In this chapter we discussed wy well-designed data graphics are important and we described a taxonomy for understanding their composition.
The objective of this assignment is for you to understand what characteristics you can use to develop a great data graphic.
Each question is worth 5 points.
To submit this homework you will create the document in Rstudio, using the knitr package (button included in Rstudio) and then submit the document to your Rpubs account. Once uploaded you will submit the link to that document on Canvas. Please make sure that this link is hyper linked and that I can see the visualization and the code required to create it.
Question #1
Answer the following questions for this graphic Relationship between ages and psychosocial maturity
Identify the visual cues, coordinate system, and scale(s)
Visual cues: color, position, length, and direction Coordinate system: Cartesian Scale: Time
How many variables are depicted in the graph? Explicitly link each variable to a visual cue that you listed above.
Four pairs of two identical variables menarche and psychosocial maturation
20,000 years ago: length (length of menarche and psychosocial maturation are different)
2,000 years ago: position (compared to the 20,000-years-ago variable pair, it’s in a different position)
200 years ago: direction (compared to the other variable pairs, it’s slightly going up)
Present:color to distinguish menarche and psychosocial maturation
Critique this data graphic using the taxonomy described in the lecture.
The data graphic has color visual cues to distinguish menarche and psychosocial maturation. It tries to show there is a mismatch between menarche and psychosocial maturation in the present time. Also, the scale of the graphic shows a time scale where there is a numeric quantity that has some special properties.
Question #2
Answer the following questions for this graphic World’s top 10 best selling cigarette brands 2004-2007
Visual cues: color and length Coordinate system: Cartesian Scale(s): Linear
10 variables Marlboro: color & length Mild Seven: color & length L&M: color & length Winston: color & length Camel: color & length Cleopatra: color & length Derby: color & length Pall Mall: color & length Kent: color & length Wills Gold flake: color & length
The data graphic has visual cues of color and length. We can see that Marlboro was the number 1 top best selling cigarette brand between 2004 and 2007. With the title and x-axis label, it gives us a clear context of what the purpose of the data graphics is to make meaningful comparison. With that said, it has a linear scale where x-axis is sales in billions($).
Question #3
Find two data graphics published in a newspaper on on the internet in the last two years.

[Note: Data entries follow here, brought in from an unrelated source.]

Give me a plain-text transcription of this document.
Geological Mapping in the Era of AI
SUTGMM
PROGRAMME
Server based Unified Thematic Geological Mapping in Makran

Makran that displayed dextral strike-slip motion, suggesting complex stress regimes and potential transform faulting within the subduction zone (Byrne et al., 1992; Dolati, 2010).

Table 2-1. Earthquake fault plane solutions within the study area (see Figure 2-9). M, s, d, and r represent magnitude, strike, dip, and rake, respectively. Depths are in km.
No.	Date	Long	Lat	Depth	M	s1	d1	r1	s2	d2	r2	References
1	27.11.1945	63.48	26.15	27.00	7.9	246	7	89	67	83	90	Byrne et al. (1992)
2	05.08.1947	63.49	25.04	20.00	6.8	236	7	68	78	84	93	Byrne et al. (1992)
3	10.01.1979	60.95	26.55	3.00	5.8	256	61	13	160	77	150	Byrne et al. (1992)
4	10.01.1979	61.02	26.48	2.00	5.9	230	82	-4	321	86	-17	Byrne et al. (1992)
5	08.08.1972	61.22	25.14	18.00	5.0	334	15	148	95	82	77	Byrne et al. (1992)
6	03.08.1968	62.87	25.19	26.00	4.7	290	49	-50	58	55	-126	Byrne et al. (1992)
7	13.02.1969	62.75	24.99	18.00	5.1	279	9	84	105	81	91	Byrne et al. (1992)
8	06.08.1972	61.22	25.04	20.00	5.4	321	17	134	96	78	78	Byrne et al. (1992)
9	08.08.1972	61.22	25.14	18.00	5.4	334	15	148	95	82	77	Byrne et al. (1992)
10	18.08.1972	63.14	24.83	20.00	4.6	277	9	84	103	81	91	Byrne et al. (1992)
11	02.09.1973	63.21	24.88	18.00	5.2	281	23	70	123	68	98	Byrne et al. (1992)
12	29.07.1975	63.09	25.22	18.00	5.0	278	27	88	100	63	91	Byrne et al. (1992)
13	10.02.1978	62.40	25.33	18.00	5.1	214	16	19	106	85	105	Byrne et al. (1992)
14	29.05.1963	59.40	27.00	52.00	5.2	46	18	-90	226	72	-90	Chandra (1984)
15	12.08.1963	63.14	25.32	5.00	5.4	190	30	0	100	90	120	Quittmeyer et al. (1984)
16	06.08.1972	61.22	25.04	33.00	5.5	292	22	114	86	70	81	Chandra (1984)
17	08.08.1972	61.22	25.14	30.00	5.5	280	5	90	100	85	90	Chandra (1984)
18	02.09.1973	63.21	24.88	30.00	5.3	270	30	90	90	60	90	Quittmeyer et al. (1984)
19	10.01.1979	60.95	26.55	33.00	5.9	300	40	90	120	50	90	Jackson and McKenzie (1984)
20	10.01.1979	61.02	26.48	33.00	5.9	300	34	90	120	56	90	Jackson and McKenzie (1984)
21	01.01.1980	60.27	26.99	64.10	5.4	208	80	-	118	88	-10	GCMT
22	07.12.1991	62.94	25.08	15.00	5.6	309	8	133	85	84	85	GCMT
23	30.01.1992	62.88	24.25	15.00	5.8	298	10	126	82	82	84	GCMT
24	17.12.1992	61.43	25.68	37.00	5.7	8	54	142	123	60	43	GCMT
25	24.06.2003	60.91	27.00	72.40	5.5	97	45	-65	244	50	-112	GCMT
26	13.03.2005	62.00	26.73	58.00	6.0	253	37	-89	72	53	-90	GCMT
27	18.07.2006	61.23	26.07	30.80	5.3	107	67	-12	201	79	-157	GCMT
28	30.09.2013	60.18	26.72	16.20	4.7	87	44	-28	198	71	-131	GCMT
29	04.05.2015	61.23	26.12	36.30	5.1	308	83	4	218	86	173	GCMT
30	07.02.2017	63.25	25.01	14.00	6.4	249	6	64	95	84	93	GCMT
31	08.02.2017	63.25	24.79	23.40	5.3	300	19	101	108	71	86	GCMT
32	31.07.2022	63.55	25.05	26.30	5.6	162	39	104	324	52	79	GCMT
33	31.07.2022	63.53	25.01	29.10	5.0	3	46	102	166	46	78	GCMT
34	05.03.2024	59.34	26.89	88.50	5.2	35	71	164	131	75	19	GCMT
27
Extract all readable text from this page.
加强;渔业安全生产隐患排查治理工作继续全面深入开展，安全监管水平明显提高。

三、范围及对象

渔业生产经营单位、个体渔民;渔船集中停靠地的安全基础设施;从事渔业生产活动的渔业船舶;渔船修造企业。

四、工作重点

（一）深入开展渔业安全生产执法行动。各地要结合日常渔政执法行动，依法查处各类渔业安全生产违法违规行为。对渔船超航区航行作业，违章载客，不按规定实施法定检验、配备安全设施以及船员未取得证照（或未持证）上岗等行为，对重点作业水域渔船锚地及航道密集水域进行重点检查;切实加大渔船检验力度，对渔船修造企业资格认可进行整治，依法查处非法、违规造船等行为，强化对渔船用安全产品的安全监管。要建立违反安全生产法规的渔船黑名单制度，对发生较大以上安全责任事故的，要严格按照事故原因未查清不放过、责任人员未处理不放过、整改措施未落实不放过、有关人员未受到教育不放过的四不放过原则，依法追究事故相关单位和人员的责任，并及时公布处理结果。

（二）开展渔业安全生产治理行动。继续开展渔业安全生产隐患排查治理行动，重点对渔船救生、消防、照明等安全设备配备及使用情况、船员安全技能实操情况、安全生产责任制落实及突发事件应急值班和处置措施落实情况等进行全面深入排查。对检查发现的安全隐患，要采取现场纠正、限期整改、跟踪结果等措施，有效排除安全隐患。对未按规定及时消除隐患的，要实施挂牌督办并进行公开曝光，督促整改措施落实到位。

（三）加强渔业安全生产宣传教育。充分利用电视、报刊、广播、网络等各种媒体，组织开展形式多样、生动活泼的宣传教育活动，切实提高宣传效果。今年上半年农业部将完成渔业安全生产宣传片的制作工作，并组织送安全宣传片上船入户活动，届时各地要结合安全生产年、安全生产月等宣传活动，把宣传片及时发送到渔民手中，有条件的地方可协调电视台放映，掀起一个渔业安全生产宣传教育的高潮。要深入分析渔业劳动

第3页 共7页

I find the graphic compelling because it is simple and beautiful. The data graphic has color visual cues to distinguish. It shows there is a discrepancy of interpreted prices between two perspectives. Also, the scale of the graphic shows a time scale with approriate spacing and key percentage change labeled.
knitr::include_graphics("pic.png")
I find the graphic less compelling because it is messy and confusing. The data graphic has visual cues of color and length. It’s hard to see anything very clearer, and it is impossible to make any comparison or judgement.

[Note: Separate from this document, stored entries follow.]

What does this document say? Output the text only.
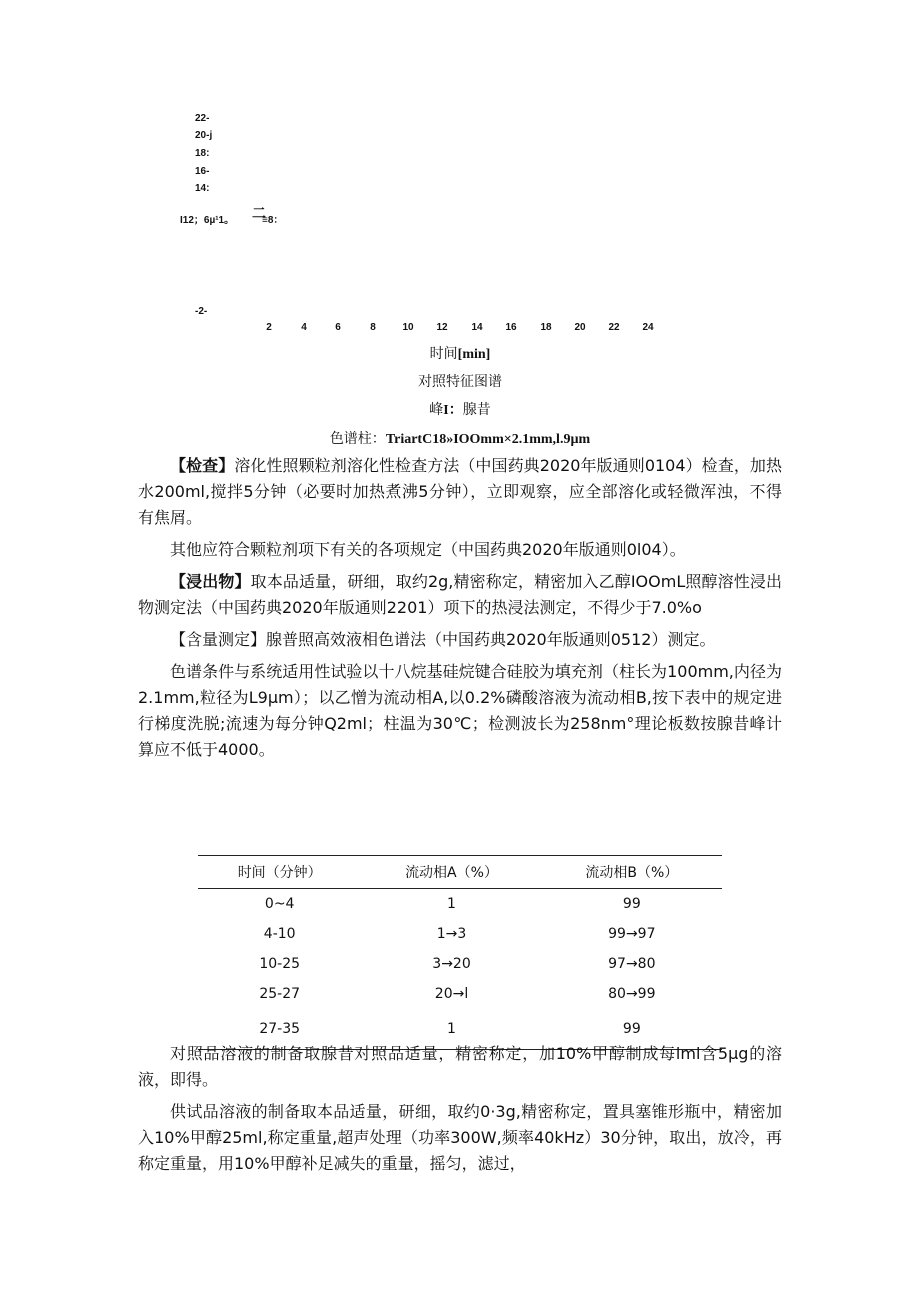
22-
20-j
18:
16-
14:
I12；6µ¹1。 二
≡8：
-2-
2	4	6	8	10	12	14	16	18	20	22	24
时间[min]
对照特征图谱
峰I：腺昔
色谱柱：TriartC18»IOOmm×2.1mm,l.9µm

【检查】溶化性照颗粒剂溶化性检查方法（中国药典2020年版通则0104）检查，加热水200ml,搅拌5分钟（必要时加热煮沸5分钟），立即观察，应全部溶化或轻微浑浊，不得有焦屑。

其他应符合颗粒剂项下有关的各项规定（中国药典2020年版通则0l04）。

【浸出物】取本品适量，研细，取约2g,精密称定，精密加入乙醇IOOmL照醇溶性浸出物测定法（中国药典2020年版通则2201）项下的热浸法测定，不得少于7.0%o

【含量测定】腺普照高效液相色谱法（中国药典2020年版通则0512）测定。

色谱条件与系统适用性试验以十八烷基硅烷键合硅胶为填充剂（柱长为100mm,内径为2.1mm,粒径为L9µm）；以乙憎为流动相A,以0.2%磷酸溶液为流动相B,按下表中的规定进行梯度洗脱;流速为每分钟Q2ml；柱温为30℃；检测波长为258nm°理论板数按腺昔峰计算应不低于4000。

时间（分钟）	流动相A（%）	流动相B（%）
0~4	1	99
4-10	1→3	99→97
10-25	3→20	97→80
25-27	20→l	80→99
27-35	1	99

对照品溶液的制备取腺昔对照品适量，精密称定，加10%甲醇制成每lml含5µg的溶液，即得。

供试品溶液的制备取本品适量，研细，取约0·3g,精密称定，置具塞锥形瓶中，精密加入10%甲醇25ml,称定重量,超声处理（功率300W,频率40kHz）30分钟，取出，放冷，再称定重量，用10%甲醇补足减失的重量，摇匀，滤过，
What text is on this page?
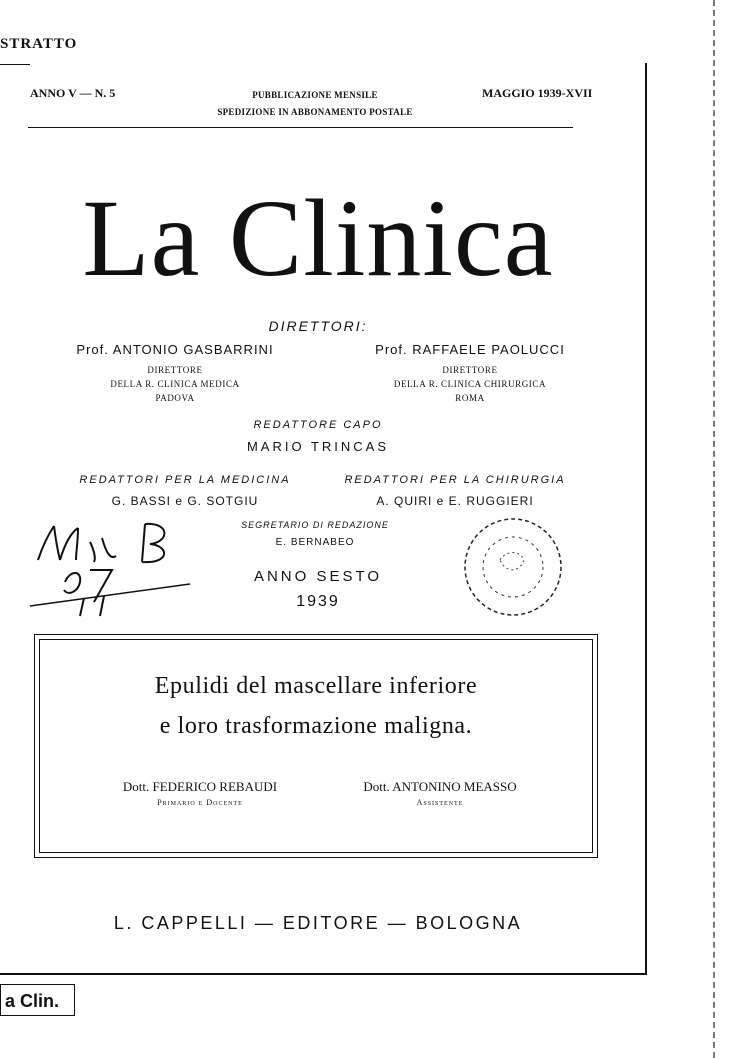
STRATTO
ANNO V — N. 5	PUBBLICAZIONE MENSILE
SPEDIZIONE IN ABBONAMENTO POSTALE
MAGGIO 1939-XVII
La Clinica
DIRETTORI:
Prof. ANTONIO GASBARRINI
DIRETTORE
DELLA R. CLINICA MEDICA
PADOVA
Prof. RAFFAELE PAOLUCCI
DIRETTORE
DELLA R. CLINICA CHIRURGICA
ROMA
REDATTORE CAPO
MARIO TRINCAS
REDATTORI PER LA MEDICINA
G. BASSI e G. SOTGIU
REDATTORI PER LA CHIRURGIA
A. QUIRI e E. RUGGIERI
SEGRETARIO DI REDAZIONE
E. BERNABEO
ANNO SESTO
1939
Epulidi del mascellare inferiore
e loro trasformazione maligna.
Dott. FEDERICO REBAUDI
Primario e Docente
Dott. ANTONINO MEASSO
Assistente
L. CAPPELLI — EDITORE — BOLOGNA
a Clin.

knitr::include_graphics("pic1.png")
Question #4
Briefly (one paragraph) critique the designer’s choices. Would you have made different choices? Why or why not? Note: Link contains a collection of many data graphics, and I don’t expect (or want) you to write a full report on each individual graphic. But each collection shares some common stylistic elements. You should comment on a few things that you notice about the design of the collection.

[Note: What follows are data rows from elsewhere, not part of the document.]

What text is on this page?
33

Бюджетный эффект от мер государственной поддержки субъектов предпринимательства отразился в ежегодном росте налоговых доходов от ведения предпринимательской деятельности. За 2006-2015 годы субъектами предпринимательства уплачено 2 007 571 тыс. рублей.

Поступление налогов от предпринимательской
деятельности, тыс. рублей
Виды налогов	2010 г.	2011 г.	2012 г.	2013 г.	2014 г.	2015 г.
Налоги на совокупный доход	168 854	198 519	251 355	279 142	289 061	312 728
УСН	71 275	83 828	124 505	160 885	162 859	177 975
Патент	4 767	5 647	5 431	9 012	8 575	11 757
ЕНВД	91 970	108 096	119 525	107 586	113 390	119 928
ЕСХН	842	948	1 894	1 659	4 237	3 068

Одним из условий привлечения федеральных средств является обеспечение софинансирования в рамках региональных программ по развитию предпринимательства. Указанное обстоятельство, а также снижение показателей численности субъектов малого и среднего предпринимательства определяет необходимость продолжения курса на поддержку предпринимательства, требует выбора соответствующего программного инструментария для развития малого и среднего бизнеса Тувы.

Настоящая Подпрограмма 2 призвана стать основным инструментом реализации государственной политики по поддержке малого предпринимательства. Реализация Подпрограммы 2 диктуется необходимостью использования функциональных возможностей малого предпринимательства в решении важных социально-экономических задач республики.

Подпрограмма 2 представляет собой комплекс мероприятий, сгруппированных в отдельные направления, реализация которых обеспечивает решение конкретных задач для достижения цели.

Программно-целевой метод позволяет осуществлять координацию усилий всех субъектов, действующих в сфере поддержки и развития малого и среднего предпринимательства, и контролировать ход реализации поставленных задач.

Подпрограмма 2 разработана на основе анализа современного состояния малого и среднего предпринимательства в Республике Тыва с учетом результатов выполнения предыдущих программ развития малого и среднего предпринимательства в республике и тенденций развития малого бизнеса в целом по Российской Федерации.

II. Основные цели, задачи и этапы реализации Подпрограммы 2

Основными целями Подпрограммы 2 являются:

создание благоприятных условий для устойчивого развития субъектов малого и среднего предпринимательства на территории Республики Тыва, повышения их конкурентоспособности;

Answer: Using the cohesive and unified visual cue especially color patterns makes the design of the collection more compelling and professional. However, there are too many texts and data points so it’s hard to figure out which data point is important. More precisely, it is asking three different questions in less than 2 pages (“Who are data science practitioners, what skills do they need, and why are they so different?”). To make it more effective, I would seperate each question and group each graph with the questions. So the first section is about “Who are they?”, the second section “What skills do they have?”, and the third section is “What makes them different?” This way, it gives the reader more clear context on what data visualization they are looking at.
Question #5
Briefly (one paragraph) critique the designer’s choices. Would you have made different choices? Why or why not? Note: Link contains a collection of many data graphics, and I don’t expect (or want) you to write a full report on each individual graphic. But each collection shares some common stylistic elements. You should comment on a few things that you notice about the design of the collection.
Charts that explain food in America
Answer: Using geographic coordinate system to show how food industry has changed throughout the years. Total there are 40 data visualizations that have different coordinate system, such as Cartesian coordinate system to convey the food changes. That said, almost all data visualizations have a clear visual cue using color to distinguish different data points in the visualizations. To improve, I would suggest using less visualization to convey where our food comes from and how we eat it. In other words, the visualizations need to have a clear focus and not distract the audience. And they should give a clear context of what each visualization is try to emphasize.